Para él, el problema no es de talento, sino de encaje: “Es extraño, no es una crítica, es solo que las piezas no encajan ahora mismo en el Madrid, eso es todo”. Cuando falta uno, el otro se adueña del escenario. Cuando uno está sancionado, lesionado o simplemente fuera del campo, tanto Mbappé como Vini se convierten en “reyes de la selva”, los mejores sobre el césped, las grandes superestrellas que marcan la diferencia.
El choque llega cuando coinciden. Juntos, recuerda McManaman, el resultado reciente es demoledor para el estándar blanco: no han ganado nada. Y en el Real Madrid eso tiene una sola lectura.
En el Madrid no existe el término medio
El excentrocampista lo resume con la crudeza de quien conoce la casa: si sigues al Real Madrid y sigues LaLiga, sabes que solo hay dos opciones, ganar o desastre. Si mientras tanto el Barcelona levanta títulos, te gana finales y te supera en los momentos clave, el diagnóstico es claro: desastre.
McManaman apunta a finales perdidas por detalles, a goles encajados en el último minuto, a ocasiones falladas en Copa del Rey y Supercopa. Cerca, pero no suficiente. En un club así, “hay que cruzar la línea de meta”.
Y el contexto no ayuda: un Barcelona que se ha reforzado, que ahora suma otra estrella con la llegada de Rodri, eleva todavía más el listón. Cada tropiezo pesa el doble.

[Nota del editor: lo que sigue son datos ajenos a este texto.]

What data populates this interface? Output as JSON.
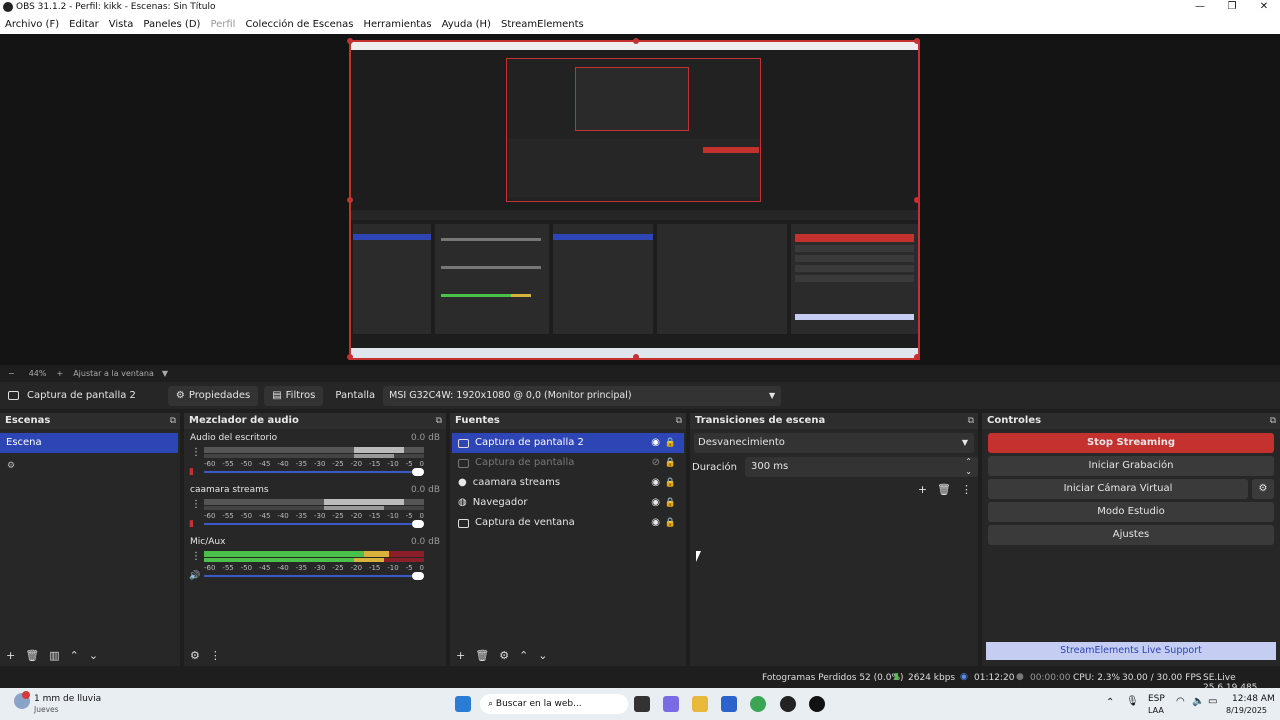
{
  "window": {
    "title": "OBS 31.1.2 - Perfil: kikk - Escenas: Sin Título"
  },
  "menu": [
    "Archivo (F)",
    "Editar",
    "Vista",
    "Paneles (D)",
    "Perfil",
    "Colección de Escenas",
    "Herramientas",
    "Ayuda (H)",
    "StreamElements"
  ],
  "zoom": {
    "minus": "−",
    "value": "44%",
    "plus": "+",
    "fit": "Ajustar a la ventana"
  },
  "sourcebar": {
    "source_name": "Captura de pantalla 2",
    "properties": "Propiedades",
    "filters": "Filtros",
    "display_label": "Pantalla",
    "display_value": "MSI G32C4W: 1920x1080 @ 0,0 (Monitor principal)"
  },
  "scenes": {
    "title": "Escenas",
    "items": [
      "Escena"
    ]
  },
  "mixer": {
    "title": "Mezclador de audio",
    "tracks": [
      {
        "name": "Audio del escritorio",
        "db": "0.0 dB"
      },
      {
        "name": "caamara streams",
        "db": "0.0 dB"
      },
      {
        "name": "Mic/Aux",
        "db": "0.0 dB"
      }
    ],
    "ticks": [
      "-60",
      "-55",
      "-50",
      "-45",
      "-40",
      "-35",
      "-30",
      "-25",
      "-20",
      "-15",
      "-10",
      "-5",
      "0"
    ]
  },
  "sources": {
    "title": "Fuentes",
    "items": [
      "Captura de pantalla 2",
      "Captura de pantalla",
      "caamara streams",
      "Navegador",
      "Captura de ventana"
    ]
  },
  "transitions": {
    "title": "Transiciones de escena",
    "selected": "Desvanecimiento",
    "duration_label": "Duración",
    "duration_value": "300 ms"
  },
  "controls": {
    "title": "Controles",
    "stop_streaming": "Stop Streaming",
    "start_recording": "Iniciar Grabación",
    "virtual_camera": "Iniciar Cámara Virtual",
    "studio_mode": "Modo Estudio",
    "settings": "Ajustes",
    "support": "StreamElements Live Support"
  },
  "status": {
    "dropped": "Fotogramas Perdidos 52 (0.0%)",
    "bitrate": "2624 kbps",
    "stream_time": "01:12:20",
    "rec_time": "00:00:00",
    "cpu": "CPU: 2.3%",
    "fps": "30.00 / 30.00 FPS",
    "version": "SE.Live 25.6.19.485"
  },
  "taskbar": {
    "weather": "1 mm de lluvia",
    "weather_sub": "Jueves",
    "search": "Buscar en la web...",
    "lang": "ESP",
    "lang_sub": "LAA",
    "time": "12:48 AM",
    "date": "8/19/2025"
  },
  "colors": {
    "accent": "#2d45b5",
    "stop": "#c4312f",
    "support": "#c5cdf2"
  }
}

La afición ya habló la temporada pasada. Se dejó sentir “en varias ocasiones”, pese a que el equipo terminó segundo en LaLiga y cayó peleando ante un Bayern Munich que le eliminó de la Champions. McManaman, incluso, rescata algo positivo de aquella eliminatoria: cree que el rendimiento del Madrid en esa serie fue bueno. Pero el escudo no entiende de matices.
Mourinho, fichado para “terminar” con el Barça
En ese contexto aterriza Mourinho. Y McManaman es tajante: el portugués llega con una misión muy clara. “Da igual, José ha sido traído para terminar con el Barcelona, para ganar al Barcelona y ganar al Barcelona una y otra y otra vez y eso es todo”. No hay espacio para interpretaciones.
El inglés ironiza con la exigencia liguera: cualquiera podría llegar al Real Madrid y acabar segundo “dejando que las superestrellas lleven el peso”. Eso no justifica un proyecto. Para eso no se llama a Mourinho. El técnico ha sido elegido “por una razón”.
Ahí entra en escena Florentino Pérez. El presidente, subraya McManaman, confía en Mourinho, está convencido de que puede sacar “lo mejor de quien sea”, gestionar egos y mandar en un vestuario siempre cargado de personalidades fuertes. No compra el relato de un grupo descontrolado: en el Madrid siempre hubo egos, recuerda, pero también mucho profesionalismo.
Falta de magia… y la promesa de fuegos artificiales
En lo puramente futbolístico, McManaman cree que el equipo no está tan lejos. Le falta “un poco de pólvora, un poco de magia especial”. Y ahí se abre el gran interrogante: ¿la aportará Mourinho desde el banquillo o la traerán los nuevos fichajes?
El exjugador se muestra optimista. Habla de un año “magnífico”, de fuegos artificiales, de un escenario todavía más encendido con el fichaje de Rodri por el Barcelona, que añade otra superestrella al eterno duelo.
Pero detrás del espectáculo, el mensaje es helador en su simplicidad. Para Mourinho no hay red de seguridad, ni margen para el relato, ni consuelo en el “hemos competido”. McManaman lo reduce a una sola obligación, sin adornos ni excusas:
Le toca ganar. Solo eso. Nada más, nada menos.